When default settings become a compliance problem
Microsoft is quietly enabling features that route EU data outside its borders, and most organizations won't notice until it's too late.
What happens when a cloud provider flips a switch that could move your data outside the European Union, and you never even notice? That is no longer a hypothetical scenario. Two recent Microsoft 365 Message Center announcements caught our attention, and when we dug into the details, we realized this could be a turning point in how Microsoft handles default settings for EU customers.
The shift: default on, not default off
For as long as we can remember, Microsoft has taken a cautious approach when introducing features that touch the EU data boundary. When Anthropic was first added as a subprocessor, for instance, the relevant settings were turned off by default for EU and EFTA countries. The message was clear: we know you have regulatory obligations, so we will not put you at risk without your explicit consent.
That pattern appears to be changing. We spotted two Message Center posts that break with this tradition. The first introduces Flex Routing (MC1269223), which allows Microsoft to process Copilot workloads outside the EU data boundary during periods of peak demand. The second enables Anthropic models for Copilot in Word, Excel, and PowerPoint (MC1269241). Both are enabled by default. The language in the announcement is telling: "Flex Routing is enabled by default for your tenant," followed by the reassurance that "you remain in control" and "can review or change the setting at any time." There is a toggle in the admin center, and organizations have until April 17 to act. But if you miss it, it is simply on.
This matters because the entire premise of the EU data boundary is that organizations can trust their data stays within the EU. If a feature silently overrides that guarantee during a Tuesday morning spike in Copilot usage, compliance teams have a real problem on their hands.

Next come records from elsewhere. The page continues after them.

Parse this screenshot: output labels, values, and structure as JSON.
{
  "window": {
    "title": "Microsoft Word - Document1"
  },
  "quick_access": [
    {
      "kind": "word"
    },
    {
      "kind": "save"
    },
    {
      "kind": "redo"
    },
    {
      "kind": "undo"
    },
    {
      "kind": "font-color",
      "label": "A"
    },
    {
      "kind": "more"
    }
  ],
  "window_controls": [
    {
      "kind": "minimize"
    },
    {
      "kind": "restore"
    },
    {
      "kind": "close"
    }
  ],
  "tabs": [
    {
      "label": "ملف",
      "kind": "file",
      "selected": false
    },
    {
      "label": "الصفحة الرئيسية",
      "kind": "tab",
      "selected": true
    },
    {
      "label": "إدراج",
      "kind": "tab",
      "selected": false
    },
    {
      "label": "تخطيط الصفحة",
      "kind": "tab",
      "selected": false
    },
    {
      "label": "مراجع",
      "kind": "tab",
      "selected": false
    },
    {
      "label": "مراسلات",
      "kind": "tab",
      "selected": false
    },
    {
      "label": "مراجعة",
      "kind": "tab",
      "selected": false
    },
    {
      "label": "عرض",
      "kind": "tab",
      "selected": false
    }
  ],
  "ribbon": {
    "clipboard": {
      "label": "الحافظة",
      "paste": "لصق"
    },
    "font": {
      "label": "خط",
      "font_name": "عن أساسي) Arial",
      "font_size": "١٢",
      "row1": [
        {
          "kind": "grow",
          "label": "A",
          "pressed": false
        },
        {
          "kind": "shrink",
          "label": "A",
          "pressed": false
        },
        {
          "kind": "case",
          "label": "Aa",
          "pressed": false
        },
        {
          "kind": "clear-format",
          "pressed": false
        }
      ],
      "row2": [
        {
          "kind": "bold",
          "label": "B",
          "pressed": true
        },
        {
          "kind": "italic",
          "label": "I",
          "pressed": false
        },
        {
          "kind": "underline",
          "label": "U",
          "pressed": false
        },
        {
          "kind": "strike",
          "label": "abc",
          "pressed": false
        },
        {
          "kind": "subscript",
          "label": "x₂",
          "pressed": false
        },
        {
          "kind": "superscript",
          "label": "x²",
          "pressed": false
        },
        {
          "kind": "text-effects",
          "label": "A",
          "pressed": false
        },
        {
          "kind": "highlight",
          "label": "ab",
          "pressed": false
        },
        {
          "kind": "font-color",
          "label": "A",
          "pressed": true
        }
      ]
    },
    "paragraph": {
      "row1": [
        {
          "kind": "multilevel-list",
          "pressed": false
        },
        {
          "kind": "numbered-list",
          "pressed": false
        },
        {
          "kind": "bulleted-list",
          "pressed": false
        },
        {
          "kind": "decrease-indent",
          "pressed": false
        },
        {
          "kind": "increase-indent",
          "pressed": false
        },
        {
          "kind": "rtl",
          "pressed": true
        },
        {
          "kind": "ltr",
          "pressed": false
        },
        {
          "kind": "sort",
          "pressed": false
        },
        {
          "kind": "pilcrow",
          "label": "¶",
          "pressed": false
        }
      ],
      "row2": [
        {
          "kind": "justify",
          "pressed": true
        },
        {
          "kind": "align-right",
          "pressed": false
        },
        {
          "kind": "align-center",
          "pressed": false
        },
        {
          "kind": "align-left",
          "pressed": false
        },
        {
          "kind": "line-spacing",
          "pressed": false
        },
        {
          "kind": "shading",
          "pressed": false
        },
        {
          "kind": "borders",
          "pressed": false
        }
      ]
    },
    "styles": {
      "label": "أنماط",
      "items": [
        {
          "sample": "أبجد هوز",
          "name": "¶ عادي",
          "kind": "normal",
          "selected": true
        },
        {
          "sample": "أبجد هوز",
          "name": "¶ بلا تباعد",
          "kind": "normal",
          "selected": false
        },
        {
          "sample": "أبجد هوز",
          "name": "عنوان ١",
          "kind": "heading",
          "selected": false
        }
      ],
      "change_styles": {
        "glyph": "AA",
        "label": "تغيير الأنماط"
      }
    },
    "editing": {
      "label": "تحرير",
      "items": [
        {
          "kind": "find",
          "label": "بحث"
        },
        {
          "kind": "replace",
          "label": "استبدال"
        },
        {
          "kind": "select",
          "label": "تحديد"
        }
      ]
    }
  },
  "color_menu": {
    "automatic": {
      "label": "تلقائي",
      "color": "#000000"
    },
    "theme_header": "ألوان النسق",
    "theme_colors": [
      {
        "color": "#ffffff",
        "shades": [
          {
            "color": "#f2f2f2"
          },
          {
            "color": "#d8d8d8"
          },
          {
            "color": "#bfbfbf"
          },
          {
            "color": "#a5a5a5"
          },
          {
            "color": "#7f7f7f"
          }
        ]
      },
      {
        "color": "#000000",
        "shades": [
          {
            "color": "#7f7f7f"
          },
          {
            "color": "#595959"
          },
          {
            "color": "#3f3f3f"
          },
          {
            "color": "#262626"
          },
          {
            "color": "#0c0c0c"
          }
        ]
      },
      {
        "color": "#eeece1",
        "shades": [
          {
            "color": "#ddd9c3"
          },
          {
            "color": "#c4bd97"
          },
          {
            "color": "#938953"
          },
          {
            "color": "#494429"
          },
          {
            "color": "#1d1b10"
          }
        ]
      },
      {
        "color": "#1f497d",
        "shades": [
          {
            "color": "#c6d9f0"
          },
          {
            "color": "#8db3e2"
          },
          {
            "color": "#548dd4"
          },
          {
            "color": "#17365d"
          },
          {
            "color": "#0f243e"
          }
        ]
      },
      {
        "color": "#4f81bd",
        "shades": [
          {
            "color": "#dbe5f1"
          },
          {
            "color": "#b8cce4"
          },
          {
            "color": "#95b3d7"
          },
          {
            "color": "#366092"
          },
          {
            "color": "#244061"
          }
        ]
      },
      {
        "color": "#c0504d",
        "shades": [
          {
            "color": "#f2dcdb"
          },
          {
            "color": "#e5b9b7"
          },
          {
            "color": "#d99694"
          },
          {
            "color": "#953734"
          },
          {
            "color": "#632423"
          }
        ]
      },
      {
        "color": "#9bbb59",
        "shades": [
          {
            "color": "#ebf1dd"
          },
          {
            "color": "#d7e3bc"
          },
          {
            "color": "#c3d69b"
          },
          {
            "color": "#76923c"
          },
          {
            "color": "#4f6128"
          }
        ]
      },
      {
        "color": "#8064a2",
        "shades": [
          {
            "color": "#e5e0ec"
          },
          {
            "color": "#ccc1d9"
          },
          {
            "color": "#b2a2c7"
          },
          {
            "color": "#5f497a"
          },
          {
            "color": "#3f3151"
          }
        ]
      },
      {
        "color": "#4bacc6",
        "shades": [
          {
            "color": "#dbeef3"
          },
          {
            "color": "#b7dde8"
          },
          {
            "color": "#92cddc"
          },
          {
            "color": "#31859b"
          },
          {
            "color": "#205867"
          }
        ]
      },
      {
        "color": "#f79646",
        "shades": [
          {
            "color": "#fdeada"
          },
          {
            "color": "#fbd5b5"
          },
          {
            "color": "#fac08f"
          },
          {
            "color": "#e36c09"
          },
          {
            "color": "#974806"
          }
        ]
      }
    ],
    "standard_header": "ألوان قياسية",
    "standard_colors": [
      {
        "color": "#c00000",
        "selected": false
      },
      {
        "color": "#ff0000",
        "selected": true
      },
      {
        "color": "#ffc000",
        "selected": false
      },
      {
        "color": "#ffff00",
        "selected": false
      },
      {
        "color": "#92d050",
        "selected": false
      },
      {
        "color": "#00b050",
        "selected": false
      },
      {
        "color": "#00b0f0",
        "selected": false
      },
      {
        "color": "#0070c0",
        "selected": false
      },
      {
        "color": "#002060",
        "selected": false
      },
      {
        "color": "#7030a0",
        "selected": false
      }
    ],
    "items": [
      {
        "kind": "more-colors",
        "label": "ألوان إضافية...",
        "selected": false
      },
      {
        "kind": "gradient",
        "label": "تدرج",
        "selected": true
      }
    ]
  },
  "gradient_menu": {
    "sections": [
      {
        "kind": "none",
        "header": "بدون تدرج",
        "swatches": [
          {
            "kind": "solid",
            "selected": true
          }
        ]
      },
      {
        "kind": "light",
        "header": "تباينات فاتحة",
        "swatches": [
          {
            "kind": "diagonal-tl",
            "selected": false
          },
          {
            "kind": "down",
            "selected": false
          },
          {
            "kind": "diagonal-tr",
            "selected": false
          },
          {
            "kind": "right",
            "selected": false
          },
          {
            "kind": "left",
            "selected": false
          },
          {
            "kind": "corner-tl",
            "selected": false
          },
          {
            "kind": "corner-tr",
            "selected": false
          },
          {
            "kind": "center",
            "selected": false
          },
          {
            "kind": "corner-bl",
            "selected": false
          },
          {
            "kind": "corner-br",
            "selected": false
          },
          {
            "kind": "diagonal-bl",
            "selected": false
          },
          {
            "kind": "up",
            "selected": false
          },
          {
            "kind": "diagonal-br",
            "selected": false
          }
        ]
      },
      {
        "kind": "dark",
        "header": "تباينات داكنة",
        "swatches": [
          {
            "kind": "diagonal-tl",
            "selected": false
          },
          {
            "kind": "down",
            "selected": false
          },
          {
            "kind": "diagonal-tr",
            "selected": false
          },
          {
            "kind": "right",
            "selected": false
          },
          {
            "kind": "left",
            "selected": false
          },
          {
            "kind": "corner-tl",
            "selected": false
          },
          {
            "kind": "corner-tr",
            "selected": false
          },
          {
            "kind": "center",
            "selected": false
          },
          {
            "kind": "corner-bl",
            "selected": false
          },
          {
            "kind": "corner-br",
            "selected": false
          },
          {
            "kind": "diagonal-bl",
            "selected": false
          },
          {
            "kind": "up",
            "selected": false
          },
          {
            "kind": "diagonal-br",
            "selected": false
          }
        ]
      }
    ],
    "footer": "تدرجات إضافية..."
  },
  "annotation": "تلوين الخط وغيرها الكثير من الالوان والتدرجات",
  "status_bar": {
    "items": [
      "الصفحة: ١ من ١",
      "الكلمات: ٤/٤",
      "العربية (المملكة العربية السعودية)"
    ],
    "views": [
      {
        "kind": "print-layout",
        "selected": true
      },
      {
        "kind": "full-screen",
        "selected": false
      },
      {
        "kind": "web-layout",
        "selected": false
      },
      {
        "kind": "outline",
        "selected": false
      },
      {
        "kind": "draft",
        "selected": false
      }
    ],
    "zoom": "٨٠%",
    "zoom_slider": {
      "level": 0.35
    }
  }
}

What actually gets routed, and why it matters
To understand the risk, it helps to know what Flex Routing actually touches. It is not just your prompt that leaves the EU. The routing applies at the inferencing level, which is the step in the pipeline where the large language model actually generates a response. By the time a prompt reaches that stage, it has already been through preprocessing, safety checks, and retrieval augmented generation. That means organizational data, emails, files, metadata, and the system prompt are all bundled together and sent to the model.
When Flex Routing kicks in, that entire package can be processed in a data center outside the EU. Microsoft states that the data is encrypted in transit, and the documentation mentions that "limited pseudonymized data may also be stored outside the EU data boundary for security and operational purposes." That likely refers to session IDs and usage timestamps, but the phrasing leaves room for ambiguity.
We drew a parallel to how Microsoft handles translations in the business versions of Office. Those translations happen in memory and the memory is purged afterward, leaving nothing behind.
Whether the same applies here at the LLM level during Flex Routing is not yet clear from the available documentation. From a compliance perspective, that gap is significant. Organizations subject to GDPR need to know not just where data travels, but what remains, for how long, and who can access it.
The practical challenge: keeping up with the message center
The logical defense against unwanted default changes is vigilance. Monitor the Message Center, catch the announcements early, and adjust settings before they take effect. In practice, that is far easier said than done. One of us has built automated solutions for clients, using SharePoint Lists and flows to track Message Center posts, and even with that tooling in place, organizations still struggled to keep up. Priorities shift daily. Messages get buried. And occasionally, relevant changes are communicated through channels other than the Message Center entirely.
Many of the organizations we work with have some form of evergreening built into their IT operations, where a team monitors changes and evaluates whether design decisions or risk assessments need updating. This is exactly the kind of change that should trigger that process. But not every organization has that maturity, and the ones that do not are precisely the ones most vulnerable to a default-on setting slipping through.
The implications extend beyond technical configuration. If Flex Routing is active and a data subject raises a complaint, the organization needs to demonstrate where and when their data was processed, and by whom. Think of the Max Schrems case against Facebook: it only takes one determined individual to turn a compliance gap into a legal minefield.
What to watch next
We do not yet know whether this is an isolated decision or the beginning of a broader trend. If Microsoft continues enabling features by default that affect data residency, the relationship between cloud provider and enterprise customer shifts in a meaningful way. Organizations can no longer assume that regulatory safeguards are baked into the defaults. Instead, they need to treat every Message Center post as a potential compliance event.
For now, the action is straightforward: check your admin center, review the Flex Routing and Anthropic model settings, and decide whether they align with your organization's data processing agreements. If they do not, turn them off before April 17. And if you are advising clients, this is worth flagging immediately. Because the most dangerous compliance risk is the one nobody noticed was turned on.